Aside from the occasional pull-out posters, all contents were printed in black-and-white, not colour. The magazine had a circulation of around 25,000 copies, and lasted eleven issues before merging with The Mighty World of Marvel.[2][3]
Issues from Frank Miller's Daredevil run were reprinted in black and white, giving the series its title. The stories were originally printed in Daredevil (Vol. 1) #159-170.
The Amazing Spider-Man
Black-and-white reprints of Stan Lee and John Romita material, continued from Marvel UK's Spider-Man Pocketbook series. This feature was dropped after four issues.
One-off Daredevil spoof by Moore and Mike Collins featured in #8.[4] It was Collins' first professional work.[1]

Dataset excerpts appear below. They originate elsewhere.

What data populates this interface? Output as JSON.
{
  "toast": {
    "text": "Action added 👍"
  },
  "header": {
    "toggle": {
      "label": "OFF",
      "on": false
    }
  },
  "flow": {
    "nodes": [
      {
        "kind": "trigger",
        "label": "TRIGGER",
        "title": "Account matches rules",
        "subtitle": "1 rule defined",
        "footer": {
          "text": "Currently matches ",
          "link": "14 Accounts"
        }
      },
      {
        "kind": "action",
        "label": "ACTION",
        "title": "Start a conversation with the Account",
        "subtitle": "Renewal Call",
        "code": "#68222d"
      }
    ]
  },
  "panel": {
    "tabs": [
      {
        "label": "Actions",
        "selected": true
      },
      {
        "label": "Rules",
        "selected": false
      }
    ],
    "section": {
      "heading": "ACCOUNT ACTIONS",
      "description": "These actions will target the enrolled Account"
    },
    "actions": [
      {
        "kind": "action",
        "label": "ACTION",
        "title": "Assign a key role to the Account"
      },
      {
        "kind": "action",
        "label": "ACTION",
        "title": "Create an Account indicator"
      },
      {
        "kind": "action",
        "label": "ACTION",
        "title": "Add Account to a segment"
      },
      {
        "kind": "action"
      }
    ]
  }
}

The Origin of the Crusader
One-off humour strip by Davis and Paul Neary featured in #9. Originally printed in Hulk reprint title Rampage Monthly #41 in 1981, this was Davis' first published professional work.[2]
Earth 33⅓
An occasional three-panel humour strip by Tim Quinn and Dicky Howett.[3]
Prose stories
Night Raven
New stories featuring the masked vigilante introduced in Hulk Comic, written by Moore and illustrated by Davis, ran from #6-11.
Text features
Moore penned opinion columns including an analysis of Frank Miller's Daredevil in #1,[5] "an affectionate character assassination" of Stan Lee in #4-5 and Invisible Girls and Phantom Women, a text feature on sexism in #4-6.
Steve Moore contributed pieces on Asian comics in #6-8.